Writer scores €1m deal for 'Fritzl' novel

Emma Donoghue: novelist say story idea came in a flash
Monday November 16 2009
A LITTLE-KNOWN Irish writer has hit the big time with a novel inspired by the Josef Fritzl case in Austria.
A LITTLE-KNOWN Irish writer has hit the big time with a novel inspired by the Josef Fritzl case in Austria.
The novel, by literary writer Emma Donoghue, has been sold to publishers in Britain and the US for over €1m.
Fritzl locked his daughter in a basement prison for 24 years, raped her and had children with her, some of whom never saw sunlight until their release as teenagers.

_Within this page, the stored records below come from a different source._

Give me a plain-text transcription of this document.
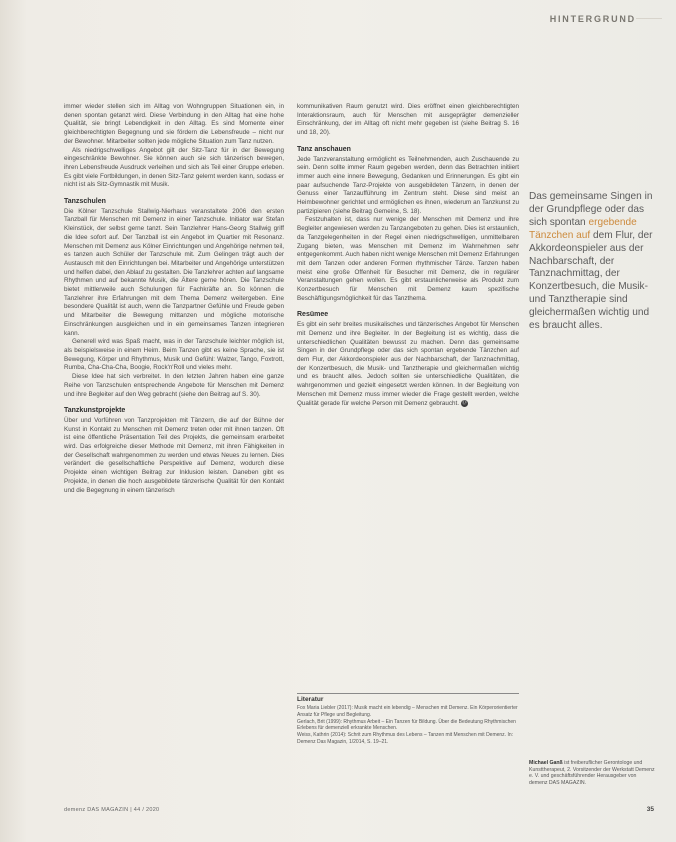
HINTERGRUND

immer wieder stellen sich im Alltag von Wohngruppen Situationen ein, in denen spontan getanzt wird. Diese Verbindung in den Alltag hat eine hohe Qualität, sie bringt Lebendigkeit in den Alltag. Es sind Momente einer gleichberechtigten Begegnung und sie fördern die Lebensfreude – nicht nur der Bewohner. Mitarbeiter sollten jede mögliche Situation zum Tanz nutzen.

Als niedrigschwelliges Angebot gilt der Sitz-Tanz für in der Bewegung eingeschränkte Bewohner. Sie können auch sie sich tänzerisch bewegen, ihren Lebensfreude Ausdruck verleihen und sich als Teil einer Gruppe erleben. Es gibt viele Fortbildungen, in denen Sitz-Tanz gelernt werden kann, sodass er nicht ist als Sitz-Gymnastik mit Musik.

Tanzschulen

Die Kölner Tanzschule Stallwig-Nierhaus veranstaltete 2006 den ersten Tanzball für Menschen mit Demenz in einer Tanzschule. Initiator war Stefan Kleinstück, der selbst gerne tanzt. Sein Tanzlehrer Hans-Georg Stallwig griff die Idee sofort auf. Der Tanzball ist ein Angebot im Quartier mit Resonanz. Menschen mit Demenz aus Kölner Einrichtungen und Angehörige nehmen teil, es tanzen auch Schüler der Tanzschule mit. Zum Gelingen trägt auch der Austausch mit den Einrichtungen bei. Mitarbeiter und Angehörige unterstützen und helfen dabei, den Ablauf zu gestalten. Die Tanzlehrer achten auf langsame Rhythmen und auf bekannte Musik, die Ältere gerne hören. Die Tanzschule bietet mittlerweile auch Schulungen für Fachkräfte an. So können die Tanzlehrer ihre Erfahrungen mit dem Thema Demenz weitergeben. Eine besondere Qualität ist auch, wenn die Tanzpartner Gefühle und Freude geben und Mitarbeiter die Bewegung mittanzen und mögliche motorische Einschränkungen ausgleichen und in ein gemeinsames Tanzen integrieren kann.

Generell wird was Spaß macht, was in der Tanzschule leichter möglich ist, als beispielsweise in einem Heim. Beim Tanzen gibt es keine Sprache, sie ist Bewegung, Körper und Rhythmus, Musik und Gefühl: Walzer, Tango, Foxtrott, Rumba, Cha-Cha-Cha, Boogie, Rock'n'Roll und vieles mehr.

Diese Idee hat sich verbreitet. In den letzten Jahren haben eine ganze Reihe von Tanzschulen entsprechende Angebote für Menschen mit Demenz und ihre Begleiter auf den Weg gebracht (siehe den Beitrag auf S. 30).

Tanzkunstprojekte

Über und Vorführen von Tanzprojekten mit Tänzern, die auf der Bühne der Kunst in Kontakt zu Menschen mit Demenz treten oder mit ihnen tanzen. Oft ist eine öffentliche Präsentation Teil des Projekts, die gemeinsam erarbeitet wird. Das erfolgreiche dieser Methode mit Demenz, mit ihren Fähigkeiten in der Gesellschaft wahrgenommen zu werden und etwas Neues zu lernen. Dies verändert die gesellschaftliche Perspektive auf Demenz, wodurch diese Projekte einen wichtigen Beitrag zur Inklusion leisten. Daneben gibt es Projekte, in denen die hoch ausgebildete tänzerische Qualität für den Kontakt und die Begegnung in einem tänzerisch

kommunikativen Raum genutzt wird. Dies eröffnet einen gleichberechtigten Interaktionsraum, auch für Menschen mit ausgeprägter demenzieller Einschränkung, der im Alltag oft nicht mehr gegeben ist (siehe Beitrag S. 16 und 18, 20).

Tanz anschauen

Jede Tanzveranstaltung ermöglicht es Teilnehmenden, auch Zuschauende zu sein. Denn sollte immer Raum gegeben werden, denn das Betrachten initiiert immer auch eine innere Bewegung, Gedanken und Erinnerungen. Es gibt ein paar aufsuchende Tanz-Projekte von ausgebildeten Tänzern, in denen der Genuss einer Tanzaufführung im Zentrum steht. Diese sind meist an Heimbewohner gerichtet und ermöglichen es ihnen, wiederum an Tanzkunst zu partizipieren (siehe Beitrag Gemeine, S. 18).

Festzuhalten ist, dass nur wenige der Menschen mit Demenz und ihre Begleiter angewiesen werden zu Tanzangeboten zu gehen. Dies ist erstaunlich, da Tanzgelegenheiten in der Regel einen niedrigschwelligen, unmittelbaren Zugang bieten, was Menschen mit Demenz im Wahrnehmen sehr entgegenkommt. Auch haben nicht wenige Menschen mit Demenz Erfahrungen mit dem Tanzen oder anderen Formen rhythmischer Tänze. Tanzen haben meist eine große Offenheit für Besucher mit Demenz, die in regulärer Veranstaltungen gehen wollen. Es gibt erstaunlicherweise als Produkt zum Konzertbesuch für Menschen mit Demenz kaum spezifische Beschäftigungsmöglichkeit für das Tanzthema.

Resümee

Es gibt ein sehr breites musikalisches und tänzerisches Angebot für Menschen mit Demenz und ihre Begleiter. In der Begleitung ist es wichtig, dass die unterschiedlichen Qualitäten bewusst zu machen. Denn das gemeinsame Singen in der Grundpflege oder das sich spontan ergebende Tänzchen auf dem Flur, der Akkordeonspieler aus der Nachbarschaft, der Tanznachmittag, der Konzertbesuch, die Musik- und Tanztherapie und gleichermaßen wichtig und es braucht alles. Jedoch sollten sie unterschiedliche Qualitäten, die wahrgenommen und gezielt eingesetzt werden können. In der Begleitung von Menschen mit Demenz muss immer wieder die Frage gestellt werden, welche Qualität gerade für welche Person mit Demenz gebraucht. Ⓓ

Das gemeinsame Singen in der Grundpflege oder das sich spontan ergebende Tänzchen auf dem Flur, der Akkordeonspieler aus der Nachbarschaft, der Tanznachmittag, der Konzertbesuch, die Musik- und Tanztherapie sind gleichermaßen wichtig und es braucht alles.
Literatur

Fox Maria Liebler (2017): Musik macht ein lebendig – Menschen mit Demenz. Ein Körperorientierter Ansatz für Pflege und Begleitung.

Gerlach, Brit (1999): Rhythmus Arbeit – Ein Tanzen für Bildung. Über die Bedeutung Rhythmischen Erlebens für demenziell erkrankte Menschen.

Weiss, Kathrin (2014): Schrit zum Rhythmus des Lebens – Tanzen mit Menschen mit Demenz. In: Demenz Das Magazin, 1/2014, S. 19–21.

Michael Ganß ist freiberuflicher Gerontologe und Kunsttherapeut, 2. Vorsitzender der Werkstatt Demenz e. V. und geschäftsführender Herausgeber von demenz DAS MAGAZIN.
demenz DAS MAGAZIN | 44 / 2020	35
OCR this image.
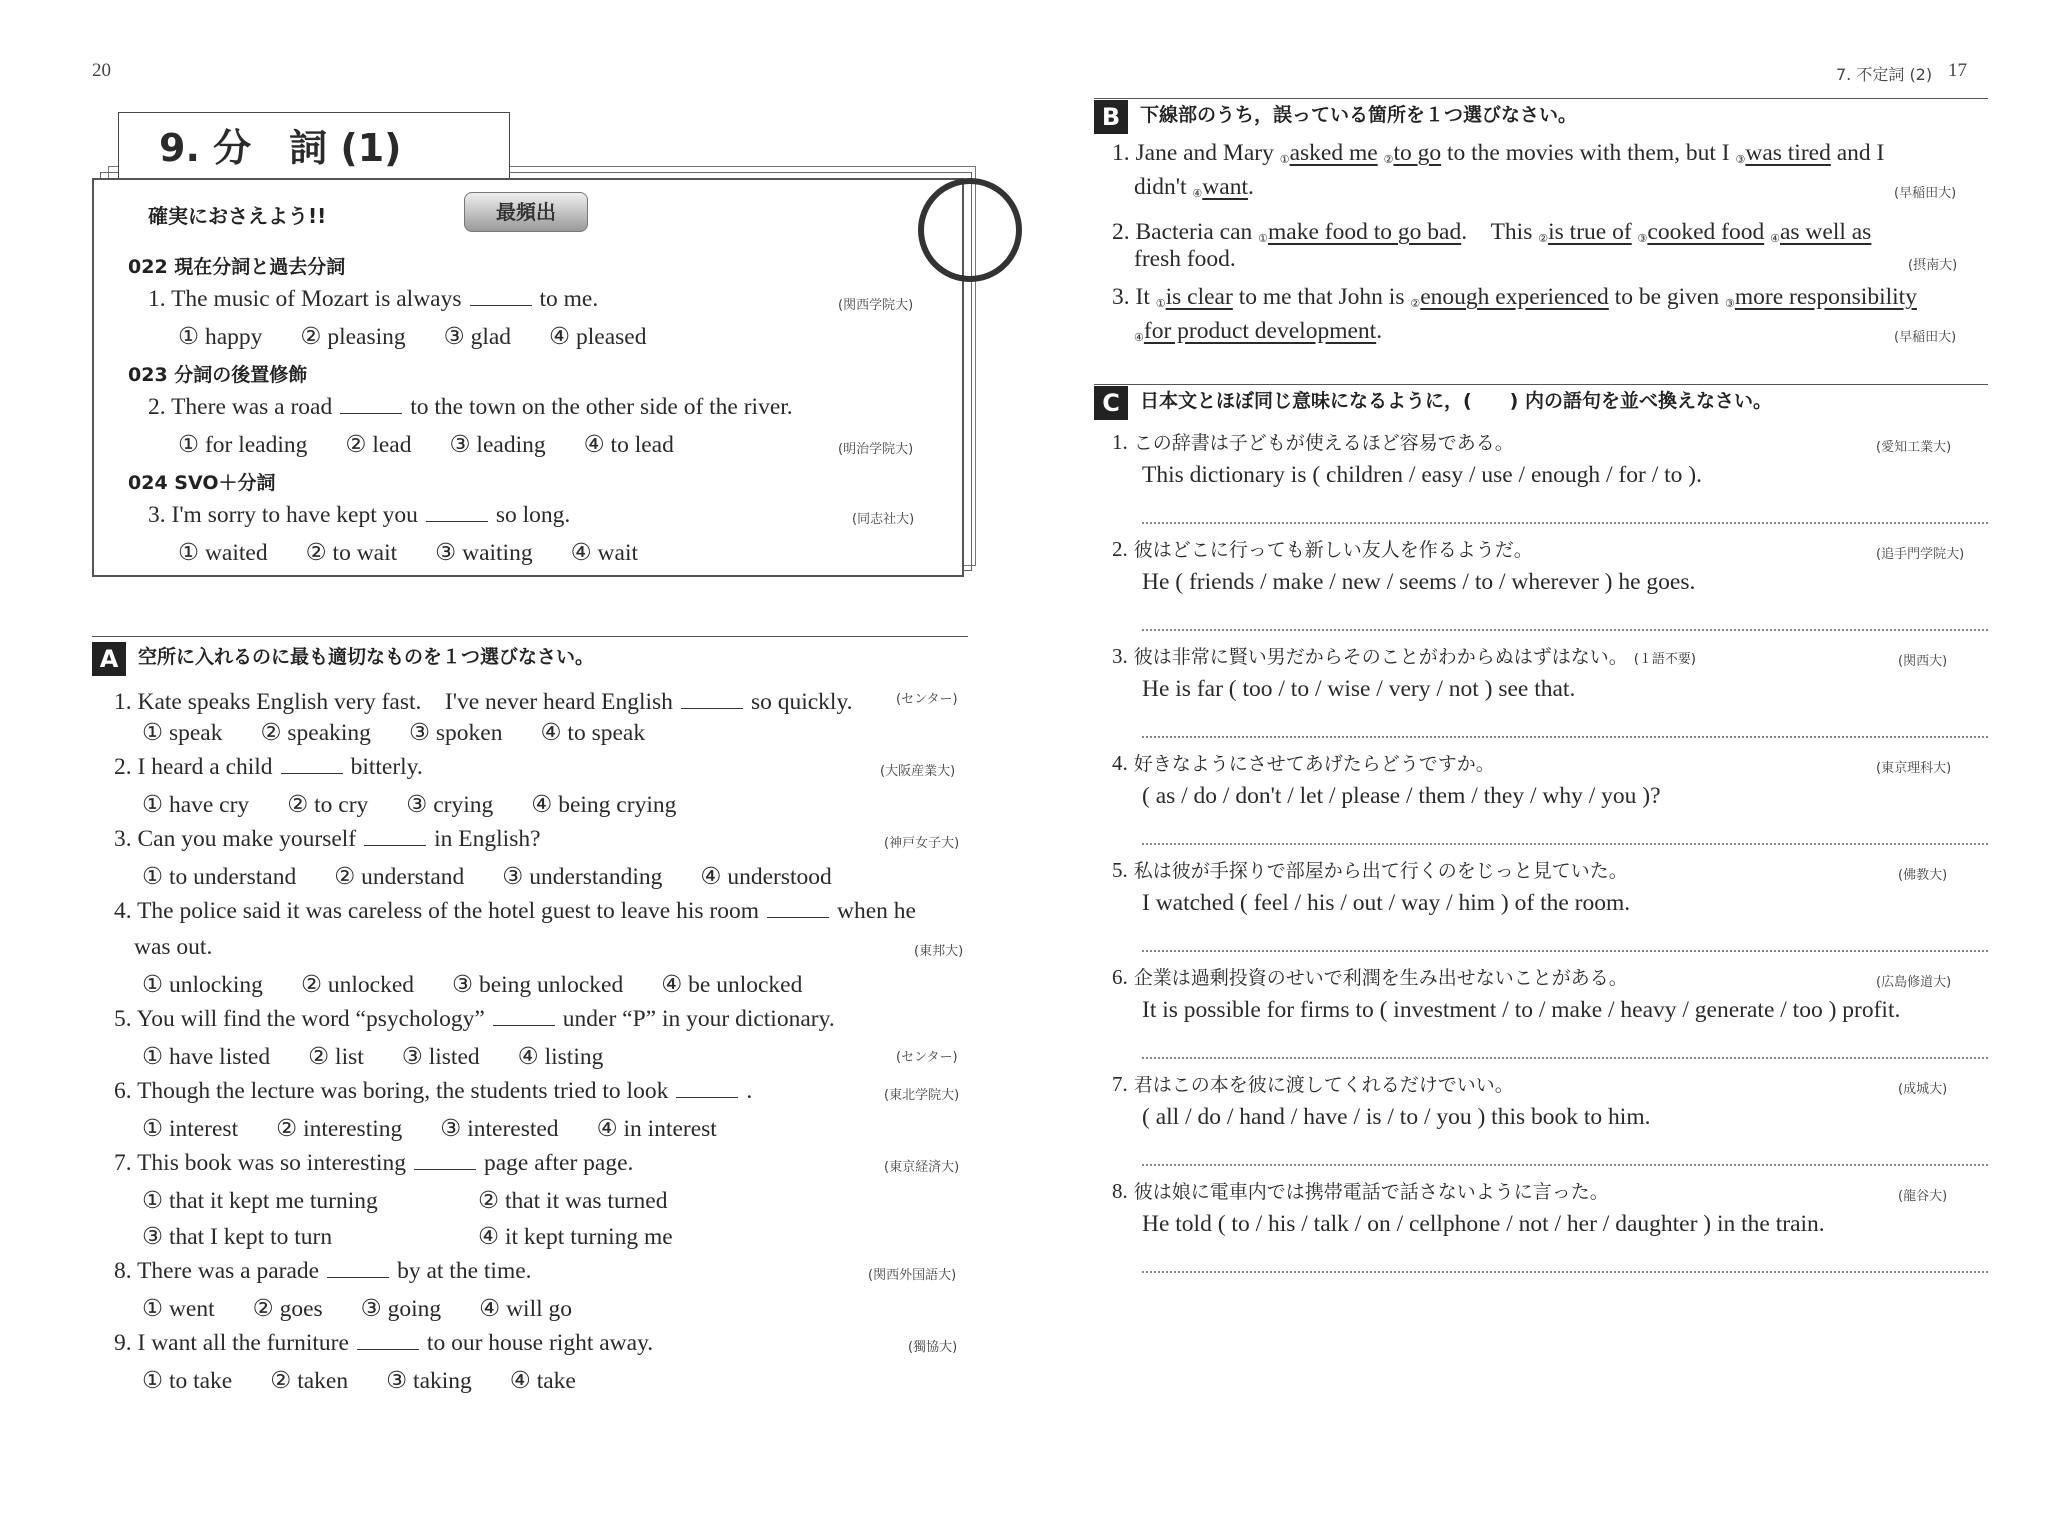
20
9. 分　詞 (1)
確実におさえよう!!	最頻出
022 現在分詞と過去分詞
1. The music of Mozart is always	to me.	(関西学院大)
① happy ② pleasing ③ glad ④ pleased
023 分詞の後置修飾
2. There was a road	to the town on the other side of the river.
(明治学院大)
① for leading ② lead ③ leading ④ to lead
024 SVO＋分詞
3. I'm sorry to have kept you	so long.	(同志社大)
① waited ② to wait ③ waiting ④ wait
A 空所に入れるのに最も適切なものを１つ選びなさい。
1. Kate speaks English very fast.　I've never heard English	so quickly.	(センター)
① speak ② speaking ③ spoken ④ to speak
2. I heard a child	bitterly.	(大阪産業大)
① have cry ② to cry ③ crying ④ being crying
3. Can you make yourself	in English?	(神戸女子大)
① to understand ② understand ③ understanding ④ understood
4. The police said it was careless of the hotel guest to leave his room	when he
was out.	(東邦大)
① unlocking ② unlocked ③ being unlocked ④ be unlocked
5. You will find the word “psychology”	under “P” in your dictionary.
(センター)
① have listed ② list ③ listed ④ listing
6. Though the lecture was boring, the students tried to look	.	(東北学院大)
① interest ② interesting ③ interested ④ in interest
7. This book was so interesting	page after page.	(東京経済大)
① that it kept me turning	② that it was turned
③ that I kept to turn	④ it kept turning me
8. There was a parade	by at the time.	(関西外国語大)
① went ② goes ③ going ④ will go
9. I want all the furniture	to our house right away.	(獨協大)
① to take ② taken ③ taking ④ take
7. 不定詞 (2) 17
B 下線部のうち，誤っている箇所を１つ選びなさい。
1. Jane and Mary $_①$asked me $_②$to go to the movies with them, but I $_③$was tired and I
didn't $_④$want.	(早稲田大)
2. Bacteria can $_①$make food to go bad.　This $_②$is true of $_③$cooked food $_④$as well as
fresh food.	(摂南大)
3. It $_①$is clear to me that John is $_②$enough experienced to be given $_③$more responsibility
$_④$for product development.	(早稲田大)
C 日本文とほぼ同じ意味になるように，(　　) 内の語句を並べ換えなさい。
1. この辞書は子どもが使えるほど容易である。	(愛知工業大)
This dictionary is ( children / easy / use / enough / for / to ).
2. 彼はどこに行っても新しい友人を作るようだ。	(追手門学院大)
He ( friends / make / new / seems / to / wherever ) he goes.
3. 彼は非常に賢い男だからそのことがわからぬはずはない。 (１語不要)	(関西大)
He is far ( too / to / wise / very / not ) see that.
4. 好きなようにさせてあげたらどうですか。	(東京理科大)
( as / do / don't / let / please / them / they / why / you )?
5. 私は彼が手探りで部屋から出て行くのをじっと見ていた。	(佛教大)
I watched ( feel / his / out / way / him ) of the room.
6. 企業は過剰投資のせいで利潤を生み出せないことがある。	(広島修道大)
It is possible for firms to ( investment / to / make / heavy / generate / too ) profit.
7. 君はこの本を彼に渡してくれるだけでいい。	(成城大)
( all / do / hand / have / is / to / you ) this book to him.
8. 彼は娘に電車内では携帯電話で話さないように言った。	(龍谷大)
He told ( to / his / talk / on / cellphone / not / her / daughter ) in the train.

Donoghue's novel, titled 'Room', is about a boy and his mother who have been held captive in a garden shed for most of the boy's life. The story is told in the voice of five-year-old Jack, who thinks the locked room he lives in is the whole world. To protect him, his mother has never told him about the outside.
Donoghue's novel also has strong echoes of the recent Jaycee Dugard case in California, which may explain the intense interest of international publishers in the book.
In spite of the similarity, however, Donoghue says her inspiration was the Fritzl case. She says she had already been working on the novel for months before the Dugard story broke.
"'Room' was first inspired by the Fritzl case but I wanted to make the scenario considerably less horrifying by granting my characters the gift of sunlight," Donoghue said recently. "It did indeed give me shivers when I read about Jaycee Dugard. As a mother, what impresses me most is how she home-schooled those girls after the minimal education she'd had herself."
The idea for the book came to her in April last year, shortly after Fritzl's story came to light.
"I was driving along a highway when 'Room' came to me in a flash," Donoghue said.
"If such a story of being born into captivity were told from the child's point of view, I thought, it would not be a horror or sob story, but a journey from one world to another."
The novel, based on extensive research, has been described by a Picador editor as intense and "very special", combining Cormac McCarthy's powerful depiction of a parent's love for a child in 'The Road' with the compelling storytelling of 'The Lovely Bones' by Alice Sebold.
Originally from Dublin but now living in Canada, Donoghue is best known for historical fiction and lesbian literature. Although her first historical novel 'Slammerkin', a murder story about a prostitute in 18th Century London, was a bestseller, her more recent books have been less successful.
But she has hit the jackpot with 'Room', which will be published next summer. After an auction among publishers last week, 'Room' was bought by Picador in the UK for over £200,000 (€224,000) and Little, Brown in the US for over $1.2m (€803,000). The UK rights include Ireland, Australia and New Zealand. The book will also be published by HarperCollins in Canada and is already being translated into French, Italian, Dutch and Hebrew.
Emma Donoghue was born in Dublin in 1969, the daughter of Denis Donoghue, a former Professor of English at UCD, who now teaches in the US.
She studied English at UCD and Cambridge, where she met her partner, the Canadian academic Christine Roulston. The couple live in Ontario with their children Finn and Una.
Jack, the central character in 'Room', is two years younger than Donoghue's son Finn. In the book, Jack and Ma live in a locked room. When he turns five, he starts to ask questions, and his mother reveals to him that there is a world outside.
Told entirely in Jack's voice, the publishers say the book is not a horror story or tearjerker, but a celebration of resilience and the love between parent and child.